Madame la présidente, madame la secrétaire d'État, mes chers collègues, la France et la Guinée ont signé à Conakry, le 10 juillet 2007, un accord sur la promotion et la protection réciproques des investissements.
Il s’agit d’un accord type, conçu pour pallier l’absence de système multilatéral de protection des investissements en dehors de la zone de l’Organisation de coopération et de développement économiques, l’OCDE. Notre pays a signé de tels accords avec plus de quatre-vingt-dix pays et, récemment, avec une quinzaine d’États africains.

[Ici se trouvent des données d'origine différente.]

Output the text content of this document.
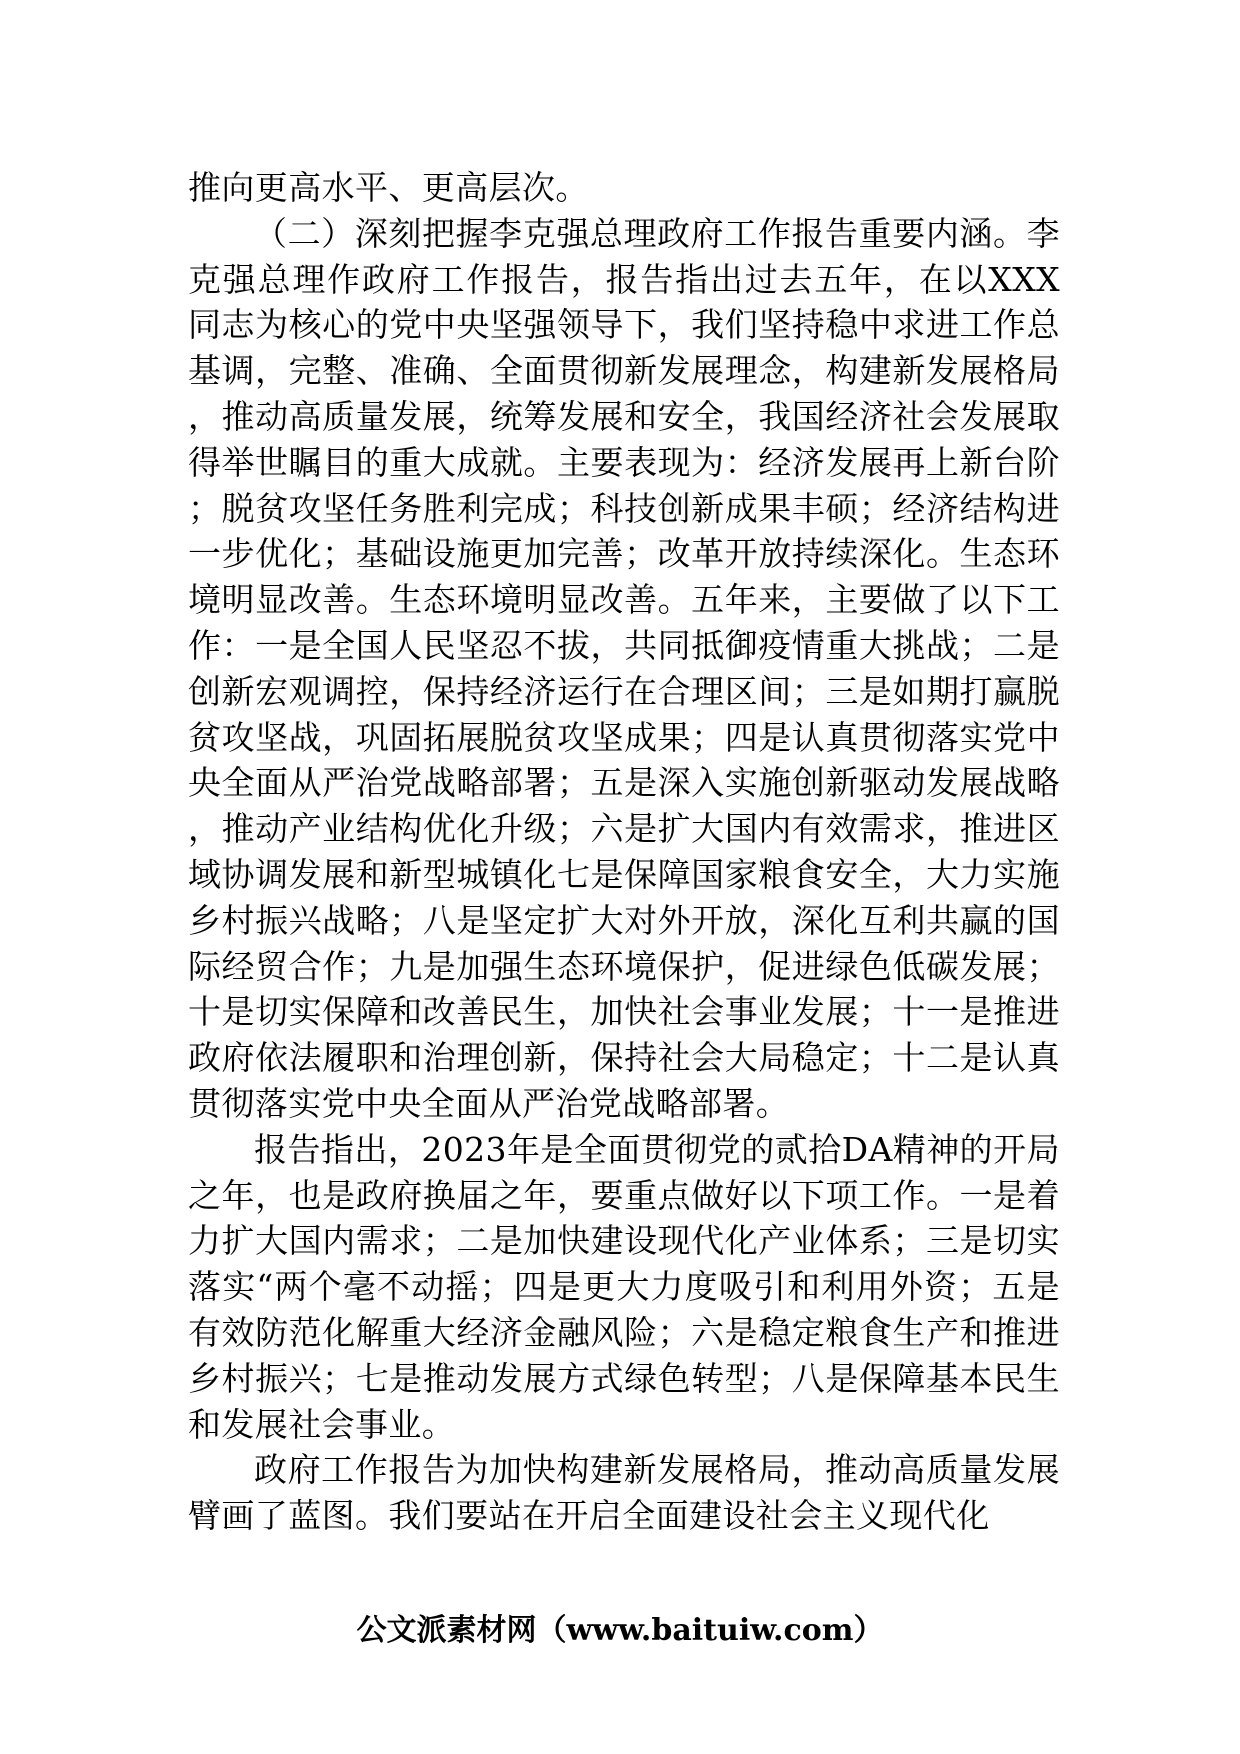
推向更高水平、更高层次。

（二）深刻把握李克强总理政府工作报告重要内涵。李克强总理作政府工作报告，报告指出过去五年，在以XXX同志为核心的党中央坚强领导下，我们坚持稳中求进工作总基调，完整、准确、全面贯彻新发展理念，构建新发展格局，推动高质量发展，统筹发展和安全，我国经济社会发展取得举世瞩目的重大成就。主要表现为：经济发展再上新台阶；脱贫攻坚任务胜利完成；科技创新成果丰硕；经济结构进一步优化；基础设施更加完善；改革开放持续深化。生态环境明显改善。生态环境明显改善。五年来，主要做了以下工作：一是全国人民坚忍不拔，共同抵御疫情重大挑战；二是创新宏观调控，保持经济运行在合理区间；三是如期打赢脱贫攻坚战，巩固拓展脱贫攻坚成果；四是认真贯彻落实党中央全面从严治党战略部署；五是深入实施创新驱动发展战略，推动产业结构优化升级；六是扩大国内有效需求，推进区域协调发展和新型城镇化七是保障国家粮食安全，大力实施乡村振兴战略；八是坚定扩大对外开放，深化互利共赢的国际经贸合作；九是加强生态环境保护，促进绿色低碳发展；十是切实保障和改善民生，加快社会事业发展；十一是推进政府依法履职和治理创新，保持社会大局稳定；十二是认真贯彻落实党中央全面从严治党战略部署。

报告指出，2023年是全面贯彻党的贰拾DA精神的开局之年，也是政府换届之年，要重点做好以下项工作。一是着力扩大国内需求；二是加快建设现代化产业体系；三是切实落实“两个毫不动摇；四是更大力度吸引和利用外资；五是有效防范化解重大经济金融风险；六是稳定粮食生产和推进乡村振兴；七是推动发展方式绿色转型；八是保障基本民生和发展社会事业。

政府工作报告为加快构建新发展格局，推动高质量发展臂画了蓝图。我们要站在开启全面建设社会主义现代化

公文派素材网（www.baituiw.com）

La commission des affaires étrangères souscrit bien évidemment à l’objectif de protection des intérêts de nos investisseurs à l’étranger, singulièrement en Guinée, pays dont le potentiel économique est considérable.
Elle s’interroge cependant, madame la secrétaire d’État, sur le signal que ne manquerait pas d’envoyer la ratification par la France de cet accord aux autorités de fait actuellement au pouvoir à Conakry.
Je rappelle qu’à la suite du décès du président Lansana Conté, le 22 décembre 2008, au pouvoir pendant vingt-quatre ans, le pays a connu un coup d’État militaire, certes, sans effusion de sang ni beaucoup de nostalgie de la part des Guinéens pour le régime précédent, mais sans que se dessine non plus, pour le moment, une transition démocratique rapide.
La Guinée dispose d’un potentiel économique indéniable, du fait des richesses de son sol et de son sous-sol. Ses différentes ressources en font une puissance agricole, un exportateur de minerai, potentiellement, l’un des pays les plus riches d’Afrique.
Cette richesse potentielle contraste pourtant avec l’état calamiteux du pays, résultat de décennies de gestion désastreuse sur fond de violences sociales. Croissance faible, forte inflation, assèchement des réserves de change, dépréciation de la monnaie, dette publique totalement insoutenable : tous les indicateurs sont au rouge.
Cette situation s’est traduite par un mécontentement social croissant, emmené par les forces syndicales du pays.
Au cours des dernières années, la Guinée a été paralysée à plusieurs reprises par des grèves et des manifestations. La répression particulièrement brutale des hommes de troupe, qui constituaient l’assise du régime, a fait plus de 200 morts au début de l’année 2007.
La gravité de la situation a conduit le président Conté, le 26 février 2007, à nommer un premier ministre dit « de consensus », M. Lansana Kouyaté.
C’est à la suite de cette nomination que l’accord aujourd’hui soumis à l’examen du Sénat a été signé. Il avait alors pour objet de conforter le gouvernement de consensus en affirmant la confiance de la France dans le processus engagé et sa disponibilité à envoyer un signal positif aux investisseurs.
M. Kouyaté n’a pas été en mesure d’imposer son autorité, ni de répondre aux attentes concrètes de la population. Limogé le 20 mars 2008, il n’a pas permis la nécessaire transition démocratique dans le pays, bien qu’ayant réussi à restaurer la confiance des bailleurs.
Le 22 décembre dernier, la mort du président Lansana Conté, qui aurait dû se traduire par l’intérim du président de l’Assemblée nationale, a été suivie par la prise du pouvoir du capitaine Dadis Camara. Ce dernier s’est autoproclamé président de la République, a nommé un premier ministre et un gouvernement au sein duquel les militaires tiennent les postes clés. Le mouvement dont il a pris la tête s’appelle le Conseil national pour la démocratie et le développement, le CNDD.
Sous la pression de la communauté internationale, le pouvoir a pris un certain nombre d’engagements, parmi lesquels l’organisation d’élections dans le courant de l’année 2009.
Trois mois après le coup d’État, la situation est très incertaine. Les signaux envoyés par le nouveau pouvoir ne semblent pas très encourageants, même s’il est encore trop tôt pour se prononcer.
Compte tenu de cette situation, la commission s’interroge sur le signal que ne manquera pas de donner la ratification de cet accord par la France au pouvoir en place à Conakry. Dans le contexte dans lequel il a été signé, il constituait un soutien politique à un premier ministre de transition. Le contexte n’est plus le même aujourd’hui.
Madame la secrétaire d’État, si le sort de la Guinée préoccupe notre commission, c’est que l’évolution de l’Afrique de l’Ouest, fragilisée par les conflits successifs du Liberia, de la Sierra Leone, de la Côte d’Ivoire, nous paraît mériter une attention particulière. Les événements récents de Guinée-Bissau en attestent.
Aussi, tout en suggérant au Sénat d’adopter ce projet de loi, la commission demande au Gouvernement d’en retarder la notification aux autorités guinéennes jusqu’à ce que des garanties suffisantes aient été obtenues quant au retour à l’ordre constitutionnel dans ce pays.